Cuba honors its national patriots by educating the people about their example and sacrifice. Not just the patriots of the July 26th Movement and after, but throughout the independence struggle back to 1868 with Cespedes, a landlord who freed his enslaved Africans and led them to fight the Spanish occupiers, and even before that with the Taino hero Hatuey.
We in the US know little of the accomplishments of the heroes of our own struggles against the rule of the 1%, whether Mother Jones, Tecumseh, John L. Lewis, Paul Robeson, Ida B. Wells, John Brown, Daniel Shays, Marcus Garvey, Eugene Debs, and so on.
The first ten days of our delegation we stayed at the Julio Antonio Mella International Camp, home to many international brigades coming to Cuba. We received presentations from a national secretariat member of the Cuban trade unions (CTC), from a member of the Peoples Power National Assembly, members of a local Committee for the Defense of the Revolution, a leader of CENESEX, Federation of Cuban Women (FMC), Young Communist League (UJC), Association of Combatants of the Revolution (ACRC), and others.
In Artemisa, adjacent to Havana, we visited the memorial to those from that province killed in the July 26 Moncada Barracks attack in Santiago. Later we met with Victor Dreke, a combatant who served with Che, and other retired military figures who had fought in the Cuba military, either at home or overseas.
We visited Granjita Siboney, the planning center for the July 26 Moncada Barracks attack which resulted in five of the attackers killed in the fighting and 56 were shot or tortured to death after taken prisoner by Batista’s troops. July 26 was a crushing military defeat, yet Cuba is a country where a military disaster has been elevated to a national holiday, National Rebellion Day.
Our trip included the Moncada Barracks itself, the Granma boat landing, the Rebel Army’s headquarters in Sierra Maestra. Before the climb to the headquarters we were entertained by Quinteto Rebelde, who in 1957 were six young boys from a nearby town Fidel recruited as their “cultural weapon” for the Rebel Army.

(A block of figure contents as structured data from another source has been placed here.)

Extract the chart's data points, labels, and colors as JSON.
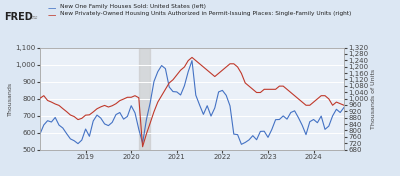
{
  "legend1": "New One Family Houses Sold: United States (left)",
  "legend2": "New Privately-Owned Housing Units Authorized in Permit-Issuing Places: Single-Family Units (right)",
  "ylabel_left": "Thousands",
  "ylabel_right": "Thousands of Units",
  "ylim_left": [
    500,
    1100
  ],
  "ylim_right": [
    680,
    1320
  ],
  "bg_color": "#dce7f3",
  "plot_bg_color": "#eaf0f8",
  "line1_color": "#4472c4",
  "line2_color": "#c0392b",
  "grid_color": "#ffffff",
  "new_homes_sold": [
    592,
    645,
    670,
    662,
    689,
    644,
    627,
    594,
    563,
    552,
    535,
    556,
    621,
    578,
    668,
    703,
    685,
    651,
    641,
    660,
    706,
    718,
    679,
    695,
    758,
    716,
    619,
    538,
    676,
    776,
    901,
    958,
    994,
    976,
    868,
    841,
    839,
    821,
    875,
    958,
    1023,
    820,
    762,
    707,
    758,
    697,
    745,
    839,
    848,
    819,
    757,
    591,
    588,
    531,
    542,
    557,
    582,
    558,
    607,
    608,
    572,
    618,
    676,
    677,
    698,
    679,
    718,
    728,
    688,
    643,
    588,
    664,
    677,
    658,
    697,
    619,
    638,
    698,
    737,
    718,
    748
  ],
  "permits": [
    1002,
    1018,
    988,
    978,
    966,
    957,
    937,
    918,
    897,
    887,
    868,
    876,
    896,
    898,
    916,
    936,
    948,
    957,
    947,
    955,
    968,
    987,
    997,
    1008,
    1008,
    1018,
    1005,
    698,
    778,
    847,
    918,
    978,
    1018,
    1058,
    1098,
    1118,
    1148,
    1178,
    1198,
    1238,
    1258,
    1238,
    1218,
    1198,
    1178,
    1158,
    1138,
    1158,
    1178,
    1198,
    1218,
    1218,
    1198,
    1158,
    1098,
    1078,
    1058,
    1038,
    1038,
    1058,
    1058,
    1058,
    1058,
    1078,
    1078,
    1058,
    1038,
    1018,
    998,
    978,
    958,
    958,
    978,
    998,
    1018,
    1018,
    998,
    958,
    978,
    968,
    958
  ],
  "rec_start_idx": 26,
  "rec_end_idx": 29,
  "xtick_indices": [
    12,
    24,
    36,
    48,
    60,
    72
  ],
  "xtick_labels": [
    "2019",
    "2020",
    "2021",
    "2022",
    "2023",
    "2024"
  ]
}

We traveled near to the US Guantanamo military base and torture center, where the US still holds 40 prisoners in a lawless prison. This US base not merely occupies the outer bay, but it cuts off the region from making use of an excellent deep water port, thereby stifling its economic development. All Guantánamo is Ours describes the current and historic damage imposed upon the people by U.S. occupation of their territory.

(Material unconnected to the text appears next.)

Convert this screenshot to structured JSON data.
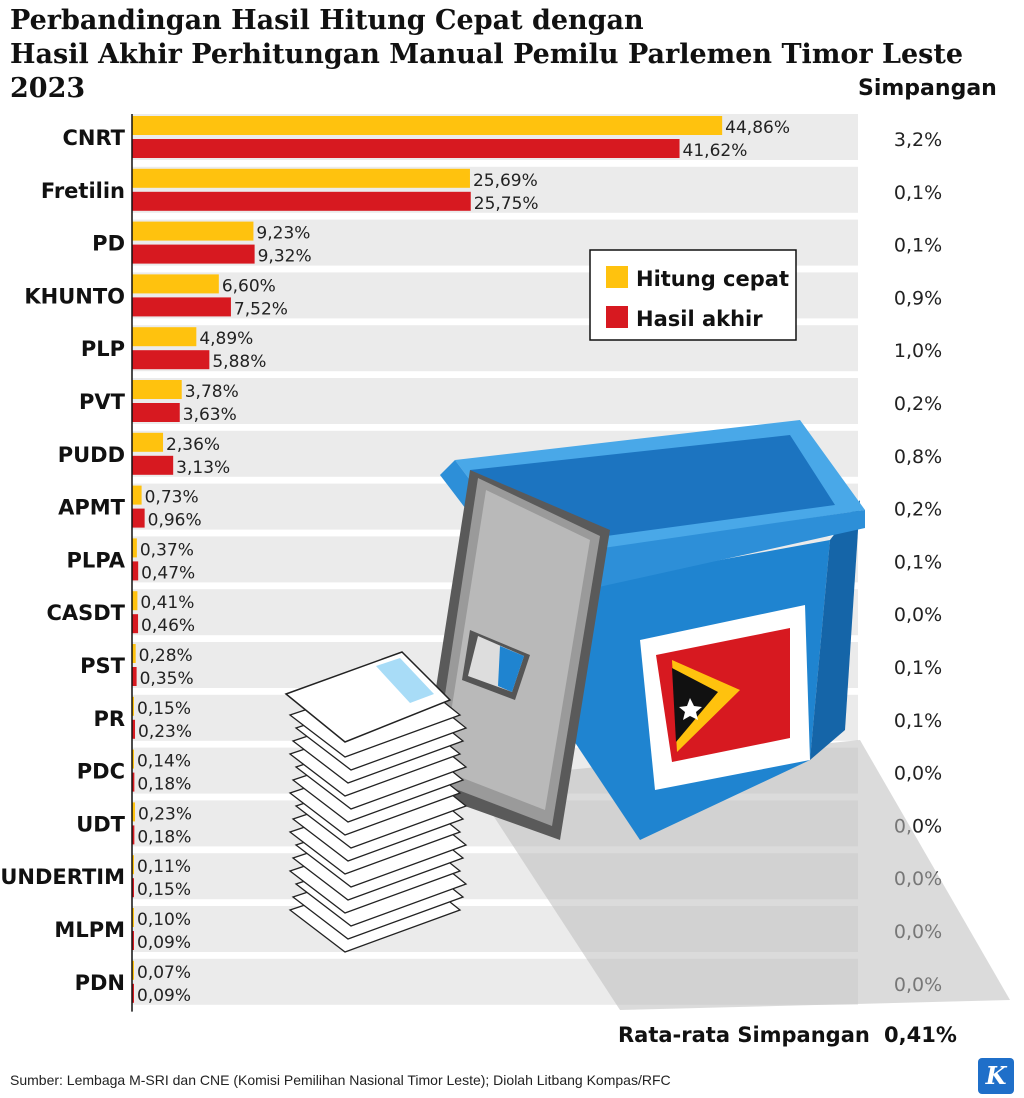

Cuba has achieved world renown as a model of sustainable organic agriculture. The World Wildlife Fund has recognized Cuba for having the most sustainable model of development on the planet.
In Santiago on August 13, Fidel Castro’s birthday, we laid flowers next to his tomb. Cuba honored our delegation by scheduling us to pay our respects right after Fidel’s wife. We also laid flowers at the graves Jose Marti, Cespedes, Frank Pais, and Mariana Grajales (the Rebel Army women combatants were named after her). Nearby were the tombs of July 26 fighters as well as those soldiers from Santiago de Cuba who died fighting South African apartheid troops in Angola. The documentary Cuba: an African Odyssey reviews this struggle that changed African history, yet distorts the victorious outcome.
Fidel’s tomb represents a symbol of Cuba today. Only “Fidel” is written there. No birth or death date: Fidel continues beyond time as a presence. A boulder is his grave: he, like Cuba itself, is an immovable rock. In my month in Cuba, I never felt the Cuban people considered Fidel had died. Rather, they feel his presence and are faithfully defending what he stands for and what he has built.
Cuba stands out as a shining example of a humane society, a model of what human beings can accomplish. Fidel’s Cuba embodies the vision of a just and humanitarian society that our own great leader, Martin Luther King, had sought to bring into being.